Illya is silent as the grave, eyes closed, fingers twitching, body so taut it must be costing him, and Napoleon deals with it the only way he knows how. He laughs.
“Doctor? Don’t tell me you wanted to be a doctor.”
For a while there’s no response, and Napoleon waits, staring at the stars – dense, incalculable, and their one reward for trekking to latitudes that were never meant for civilization.
Finally, Illya says, without moving a muscle, “Why are you laughing? It is perfectly respectable profession.”
“I’ve been on the receiving end of your doctoring, Peril. Your bedside manner is, frankly, deranged.” It’s an explanation suffused with affection, a reflex as much as it is a choice, and Napoleon can feel Illya softening by degrees, for all he must be making a point of frowning.
“Only because you are worst patient I have ever seen.
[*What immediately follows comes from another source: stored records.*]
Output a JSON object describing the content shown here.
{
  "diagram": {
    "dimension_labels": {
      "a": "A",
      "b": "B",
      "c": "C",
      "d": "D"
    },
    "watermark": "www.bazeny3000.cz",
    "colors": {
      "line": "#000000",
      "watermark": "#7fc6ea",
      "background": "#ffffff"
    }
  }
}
What is it you Americans say – I fight fire with fire.”
It’s true, Napoleon can’t cope with being bed-ridden, being still, which is why he tries to avoid getting shot in the stomach. Illya had been tight-lipped, white as a sheet, manhandling and bullying Napoleon into recovery because he’s always worn fury more comfortably than fear.
“Don’t think I’ve forgotten that you haven’t answered my question.”
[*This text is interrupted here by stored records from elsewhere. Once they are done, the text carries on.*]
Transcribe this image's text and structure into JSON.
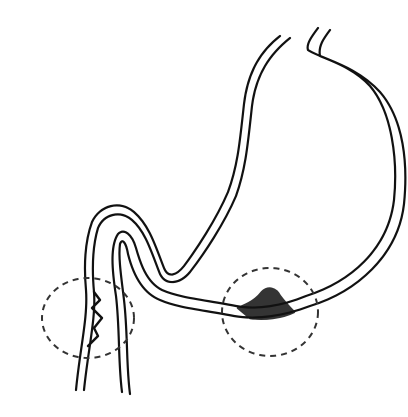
{
  "figure": {
    "subject": "stomach-and-duodenum-line-drawing",
    "background_color": "#ffffff",
    "line_color": "#111111",
    "marker_color": "#333333",
    "highlighted_regions": [
      {
        "name": "duodenal-region",
        "marker": "dashed-circle"
      },
      {
        "name": "pyloric-region",
        "marker": "dashed-circle"
      }
    ]
  }
}
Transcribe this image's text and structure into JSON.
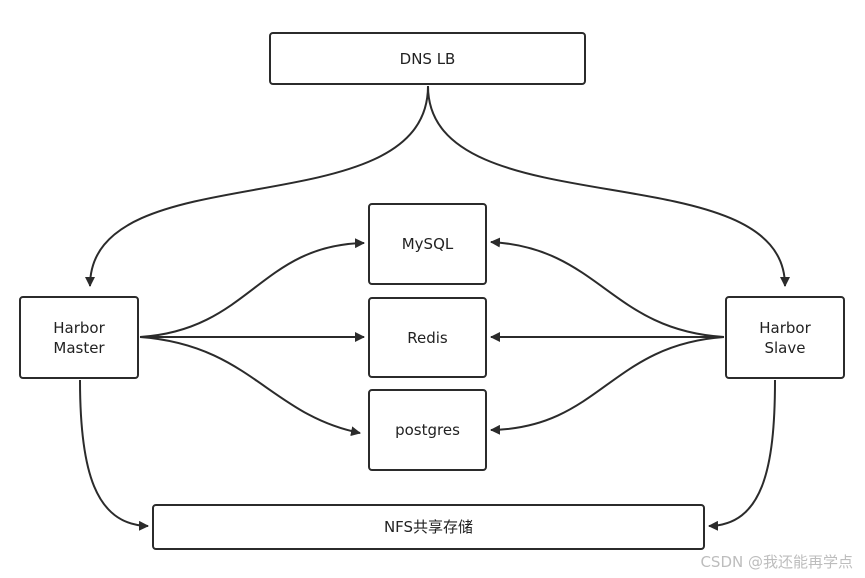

Illya falls silent again and this time Napoleon finds his hand, grips it with three fingers pressed into his palm to subdue the tremors, because he’s learned that Illya, for all he’s inured to loneliness, craves to be touched. Illya, who runs headlong into danger, prefers to feel safe, given a choice.
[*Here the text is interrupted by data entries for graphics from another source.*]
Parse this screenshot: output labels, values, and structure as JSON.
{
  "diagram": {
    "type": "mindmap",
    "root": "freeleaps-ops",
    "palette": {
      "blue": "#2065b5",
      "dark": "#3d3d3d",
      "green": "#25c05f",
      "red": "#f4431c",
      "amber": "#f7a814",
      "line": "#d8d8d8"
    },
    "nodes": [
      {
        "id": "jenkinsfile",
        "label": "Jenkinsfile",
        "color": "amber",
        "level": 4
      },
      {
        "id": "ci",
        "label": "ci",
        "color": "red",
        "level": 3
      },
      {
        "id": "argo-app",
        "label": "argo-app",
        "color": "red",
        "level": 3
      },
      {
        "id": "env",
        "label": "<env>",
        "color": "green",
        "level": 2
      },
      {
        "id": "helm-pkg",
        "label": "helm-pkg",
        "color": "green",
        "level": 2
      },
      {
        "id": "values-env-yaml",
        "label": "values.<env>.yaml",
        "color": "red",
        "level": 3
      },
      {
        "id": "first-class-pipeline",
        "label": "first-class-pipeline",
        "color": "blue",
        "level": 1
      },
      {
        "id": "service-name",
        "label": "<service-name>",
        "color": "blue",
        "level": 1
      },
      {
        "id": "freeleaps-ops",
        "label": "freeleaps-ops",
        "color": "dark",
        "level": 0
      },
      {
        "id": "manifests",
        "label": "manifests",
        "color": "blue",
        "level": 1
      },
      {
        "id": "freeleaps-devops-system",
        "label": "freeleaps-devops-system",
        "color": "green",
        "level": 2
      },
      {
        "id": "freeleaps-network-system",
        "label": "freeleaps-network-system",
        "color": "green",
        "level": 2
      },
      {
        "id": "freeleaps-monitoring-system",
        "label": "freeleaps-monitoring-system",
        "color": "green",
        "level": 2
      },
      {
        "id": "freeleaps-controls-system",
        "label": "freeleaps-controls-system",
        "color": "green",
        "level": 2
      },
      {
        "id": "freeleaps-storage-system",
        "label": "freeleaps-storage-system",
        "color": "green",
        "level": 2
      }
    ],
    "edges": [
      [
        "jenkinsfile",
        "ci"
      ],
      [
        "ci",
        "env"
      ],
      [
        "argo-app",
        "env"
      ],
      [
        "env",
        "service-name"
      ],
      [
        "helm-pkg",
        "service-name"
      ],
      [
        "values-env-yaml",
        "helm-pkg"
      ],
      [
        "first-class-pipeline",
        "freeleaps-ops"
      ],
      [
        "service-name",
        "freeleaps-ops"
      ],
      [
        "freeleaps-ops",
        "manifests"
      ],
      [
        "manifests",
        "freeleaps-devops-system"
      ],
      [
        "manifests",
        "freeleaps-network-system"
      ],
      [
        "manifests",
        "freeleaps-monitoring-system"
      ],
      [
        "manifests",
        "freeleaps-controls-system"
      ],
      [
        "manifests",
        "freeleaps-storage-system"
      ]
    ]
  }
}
“Kosmonavt,” Illya says, suddenly, and Napoleon turns to him, blinking. “I was – obsessed with stars, with the sky. With how much space there was and how little we knew about it. I wanted to travel that distance and be first – to discover something, more beautiful than anything we had on Earth, maybe to hold in my hands and bring back with me.”
He swallows, eyes fluttering shut then opening again, like for a second the dream had carried him away, the same way it had all those years ago, and he could follow a straight road from the man he is now to the boy he was then.
“Child’s overactive imagination,” he says, sounding a little embarrassed now. “I grew out of it long time ago. Don’t even think about spreading rumors to ruin my reputation, Cowboy.”
“Actually,” Napoleon says as he grips Illya’s hand tighter, tight enough to bruise, then drags it up until it’s lying knuckle-down against his heart. “I was thinking it’s the perfect night for studying the stars.”